It's Sunday. I'm getting ready to suspend reality and watch about eight consecutive hours of NFL football.
There's a part of me that's thinking about boycotting the NFL today — and maybe longer — thanks in large part to Ray Rice, Greg Hardy, Adrian Peterson, Ray McDonald and Jonathan Dwyer, all of whom are dealing with domestic abuse issues.
They are football players charged with allegedly punching women and beating children. In the pool of NFL football players, those men probably closely reflect the percentage of abusers hiding in plain sight in our own society. So we shouldn't be surprised this horrific behavior also exists among our sports heroes, regardless of what games they play.
As a fan, it's hard to make this work in my head. I actually want to suspend reality. I watch sports precisely to get away from the real world for a while. I don't want the real world to follow me to my safe harbor of limed fields and colorful end zones.

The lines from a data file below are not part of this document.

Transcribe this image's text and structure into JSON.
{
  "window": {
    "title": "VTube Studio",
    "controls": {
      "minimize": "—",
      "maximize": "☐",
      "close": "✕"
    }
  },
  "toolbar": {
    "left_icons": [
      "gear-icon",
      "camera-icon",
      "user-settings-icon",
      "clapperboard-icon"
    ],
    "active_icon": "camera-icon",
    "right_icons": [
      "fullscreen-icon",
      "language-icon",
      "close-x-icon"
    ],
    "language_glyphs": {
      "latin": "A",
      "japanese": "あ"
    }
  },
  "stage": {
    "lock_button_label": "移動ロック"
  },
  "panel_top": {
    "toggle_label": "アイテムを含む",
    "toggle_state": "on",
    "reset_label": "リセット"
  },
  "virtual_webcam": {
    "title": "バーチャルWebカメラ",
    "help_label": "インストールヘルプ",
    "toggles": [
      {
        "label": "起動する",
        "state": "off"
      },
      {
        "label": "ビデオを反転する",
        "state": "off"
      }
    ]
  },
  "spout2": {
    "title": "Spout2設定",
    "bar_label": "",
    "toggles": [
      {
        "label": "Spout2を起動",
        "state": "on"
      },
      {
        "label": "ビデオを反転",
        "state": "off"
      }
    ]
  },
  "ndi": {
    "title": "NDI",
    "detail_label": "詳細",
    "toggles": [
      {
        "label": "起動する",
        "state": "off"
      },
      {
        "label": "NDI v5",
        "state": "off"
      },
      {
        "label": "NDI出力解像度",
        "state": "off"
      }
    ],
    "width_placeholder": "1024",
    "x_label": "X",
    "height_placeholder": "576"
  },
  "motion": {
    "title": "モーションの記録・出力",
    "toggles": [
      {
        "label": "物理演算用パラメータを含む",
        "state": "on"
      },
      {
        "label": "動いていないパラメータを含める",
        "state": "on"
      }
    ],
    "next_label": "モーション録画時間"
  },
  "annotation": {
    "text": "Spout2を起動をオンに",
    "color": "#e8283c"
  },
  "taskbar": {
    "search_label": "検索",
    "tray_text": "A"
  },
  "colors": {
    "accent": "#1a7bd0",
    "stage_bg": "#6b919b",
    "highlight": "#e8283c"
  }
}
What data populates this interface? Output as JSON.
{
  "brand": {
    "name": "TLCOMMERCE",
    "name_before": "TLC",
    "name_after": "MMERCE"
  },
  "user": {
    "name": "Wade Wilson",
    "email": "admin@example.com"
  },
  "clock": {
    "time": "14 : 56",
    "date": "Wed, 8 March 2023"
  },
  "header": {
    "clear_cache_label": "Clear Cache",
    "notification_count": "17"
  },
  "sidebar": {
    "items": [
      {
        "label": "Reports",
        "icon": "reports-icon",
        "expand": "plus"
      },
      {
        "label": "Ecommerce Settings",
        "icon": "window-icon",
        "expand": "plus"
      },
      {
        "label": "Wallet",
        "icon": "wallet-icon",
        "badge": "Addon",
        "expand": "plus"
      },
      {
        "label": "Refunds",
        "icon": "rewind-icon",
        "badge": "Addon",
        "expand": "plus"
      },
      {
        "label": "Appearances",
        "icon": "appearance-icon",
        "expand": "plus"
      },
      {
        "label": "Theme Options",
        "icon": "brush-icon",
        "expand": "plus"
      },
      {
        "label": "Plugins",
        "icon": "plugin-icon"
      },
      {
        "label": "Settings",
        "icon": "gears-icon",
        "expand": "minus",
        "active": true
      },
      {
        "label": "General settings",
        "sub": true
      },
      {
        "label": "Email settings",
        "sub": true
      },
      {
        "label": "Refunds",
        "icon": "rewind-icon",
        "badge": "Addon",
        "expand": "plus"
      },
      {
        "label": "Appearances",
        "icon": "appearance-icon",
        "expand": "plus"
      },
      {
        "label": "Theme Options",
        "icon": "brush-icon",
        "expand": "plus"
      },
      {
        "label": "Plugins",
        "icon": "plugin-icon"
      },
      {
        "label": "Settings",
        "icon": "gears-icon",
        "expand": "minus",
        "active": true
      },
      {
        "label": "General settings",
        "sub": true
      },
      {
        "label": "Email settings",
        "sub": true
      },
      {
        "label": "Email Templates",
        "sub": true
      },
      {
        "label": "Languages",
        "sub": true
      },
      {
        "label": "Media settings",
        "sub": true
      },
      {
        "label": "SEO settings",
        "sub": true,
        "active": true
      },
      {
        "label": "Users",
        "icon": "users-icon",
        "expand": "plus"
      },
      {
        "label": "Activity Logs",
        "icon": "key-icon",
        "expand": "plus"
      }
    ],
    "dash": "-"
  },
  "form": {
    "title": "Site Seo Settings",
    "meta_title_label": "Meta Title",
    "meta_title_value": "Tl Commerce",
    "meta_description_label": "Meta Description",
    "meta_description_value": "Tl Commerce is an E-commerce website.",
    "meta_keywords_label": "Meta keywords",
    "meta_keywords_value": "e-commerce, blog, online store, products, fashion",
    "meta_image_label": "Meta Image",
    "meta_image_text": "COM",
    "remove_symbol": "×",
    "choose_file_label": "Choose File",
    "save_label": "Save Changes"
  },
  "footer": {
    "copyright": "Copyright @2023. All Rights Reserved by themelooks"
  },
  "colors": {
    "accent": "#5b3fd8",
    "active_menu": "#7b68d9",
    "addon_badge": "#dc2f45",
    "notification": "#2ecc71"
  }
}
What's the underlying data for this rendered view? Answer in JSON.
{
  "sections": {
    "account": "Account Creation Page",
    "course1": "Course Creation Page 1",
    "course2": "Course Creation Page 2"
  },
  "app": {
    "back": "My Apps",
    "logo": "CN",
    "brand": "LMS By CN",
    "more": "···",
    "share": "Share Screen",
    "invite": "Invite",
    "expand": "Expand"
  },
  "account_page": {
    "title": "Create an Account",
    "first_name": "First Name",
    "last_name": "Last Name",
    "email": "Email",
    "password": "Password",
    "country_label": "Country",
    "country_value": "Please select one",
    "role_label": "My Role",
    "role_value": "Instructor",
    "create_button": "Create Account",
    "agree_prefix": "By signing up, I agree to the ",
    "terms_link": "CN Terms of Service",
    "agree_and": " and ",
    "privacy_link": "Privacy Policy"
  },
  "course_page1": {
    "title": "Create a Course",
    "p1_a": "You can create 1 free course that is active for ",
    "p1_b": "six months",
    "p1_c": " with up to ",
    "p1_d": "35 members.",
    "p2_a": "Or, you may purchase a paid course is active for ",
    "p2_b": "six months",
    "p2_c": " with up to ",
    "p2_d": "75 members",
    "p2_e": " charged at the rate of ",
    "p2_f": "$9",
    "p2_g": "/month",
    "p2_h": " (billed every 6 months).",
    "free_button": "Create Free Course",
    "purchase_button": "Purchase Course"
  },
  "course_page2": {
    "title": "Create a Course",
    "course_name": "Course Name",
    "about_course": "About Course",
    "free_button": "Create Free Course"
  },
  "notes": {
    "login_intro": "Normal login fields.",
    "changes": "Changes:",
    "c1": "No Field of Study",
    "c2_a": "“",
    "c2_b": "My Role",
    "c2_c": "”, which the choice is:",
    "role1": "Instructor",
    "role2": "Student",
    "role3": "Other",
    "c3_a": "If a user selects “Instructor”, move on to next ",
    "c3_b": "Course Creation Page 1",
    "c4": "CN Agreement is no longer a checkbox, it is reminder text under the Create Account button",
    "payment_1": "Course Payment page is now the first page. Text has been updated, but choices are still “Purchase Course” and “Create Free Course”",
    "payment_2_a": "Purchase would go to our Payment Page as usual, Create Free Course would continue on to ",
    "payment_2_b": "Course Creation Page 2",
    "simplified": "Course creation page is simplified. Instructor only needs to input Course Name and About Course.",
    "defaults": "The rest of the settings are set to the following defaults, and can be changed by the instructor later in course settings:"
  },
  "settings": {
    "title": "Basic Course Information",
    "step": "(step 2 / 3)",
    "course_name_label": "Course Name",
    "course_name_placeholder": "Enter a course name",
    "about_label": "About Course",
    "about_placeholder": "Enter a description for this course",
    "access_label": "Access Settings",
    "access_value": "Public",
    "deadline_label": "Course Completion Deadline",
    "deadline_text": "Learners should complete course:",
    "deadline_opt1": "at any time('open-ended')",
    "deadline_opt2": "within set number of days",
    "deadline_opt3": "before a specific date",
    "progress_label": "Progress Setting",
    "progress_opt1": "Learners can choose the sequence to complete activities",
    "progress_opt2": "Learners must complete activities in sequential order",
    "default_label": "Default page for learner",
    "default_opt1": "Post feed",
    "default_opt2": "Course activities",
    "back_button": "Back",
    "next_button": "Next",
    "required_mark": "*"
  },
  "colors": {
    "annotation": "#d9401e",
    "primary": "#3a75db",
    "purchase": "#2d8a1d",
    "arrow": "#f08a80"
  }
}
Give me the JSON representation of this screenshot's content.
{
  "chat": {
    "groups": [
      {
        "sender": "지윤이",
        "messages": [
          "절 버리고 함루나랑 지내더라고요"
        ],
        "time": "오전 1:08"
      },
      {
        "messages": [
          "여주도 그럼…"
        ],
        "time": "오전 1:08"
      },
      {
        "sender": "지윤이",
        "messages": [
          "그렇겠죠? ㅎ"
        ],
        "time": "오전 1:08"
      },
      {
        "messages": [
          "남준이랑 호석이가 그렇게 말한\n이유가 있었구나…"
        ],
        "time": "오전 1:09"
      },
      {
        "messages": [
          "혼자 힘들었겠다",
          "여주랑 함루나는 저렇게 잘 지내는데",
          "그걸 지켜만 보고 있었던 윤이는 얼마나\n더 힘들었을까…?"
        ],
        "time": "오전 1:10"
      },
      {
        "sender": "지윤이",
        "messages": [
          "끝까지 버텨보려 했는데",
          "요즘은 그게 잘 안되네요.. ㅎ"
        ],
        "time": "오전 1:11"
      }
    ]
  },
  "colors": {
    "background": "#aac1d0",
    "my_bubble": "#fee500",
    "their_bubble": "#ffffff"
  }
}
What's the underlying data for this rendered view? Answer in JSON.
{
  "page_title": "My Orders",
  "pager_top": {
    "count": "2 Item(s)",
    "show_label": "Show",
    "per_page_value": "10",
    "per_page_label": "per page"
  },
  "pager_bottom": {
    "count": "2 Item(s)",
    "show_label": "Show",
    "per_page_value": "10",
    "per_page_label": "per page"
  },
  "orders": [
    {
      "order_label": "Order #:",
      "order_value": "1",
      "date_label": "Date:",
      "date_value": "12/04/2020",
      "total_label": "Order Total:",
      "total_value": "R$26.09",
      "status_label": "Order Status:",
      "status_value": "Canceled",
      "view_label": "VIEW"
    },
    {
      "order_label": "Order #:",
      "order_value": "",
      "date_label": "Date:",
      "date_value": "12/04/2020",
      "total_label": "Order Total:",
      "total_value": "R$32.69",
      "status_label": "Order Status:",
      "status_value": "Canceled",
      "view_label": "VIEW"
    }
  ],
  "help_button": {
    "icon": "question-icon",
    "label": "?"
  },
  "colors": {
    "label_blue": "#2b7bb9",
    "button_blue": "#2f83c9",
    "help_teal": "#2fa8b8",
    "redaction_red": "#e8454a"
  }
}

It doesn't make sense to see the juxtaposition of words like "football," "game," and "play" with words like "child abuse" and "domestic abuse."
And yet, here we are.
Sports: people playing competitive games, usually for barrels of money, while wallowing in moments of adulation and self-congratulation — hell, who's really suspending reality here?
I thought sports was supposed to help built character. That's what I was taught in my youth.
If any good can come of this, perhaps it's that the NFL now can use itself as a vehicle to make us more aware of the domestic abuse issues in our society. That seems to be what's happening now — at least, for this news cycle.
And maybe, in the long run, it can be a teaching moment. One that helps to build character.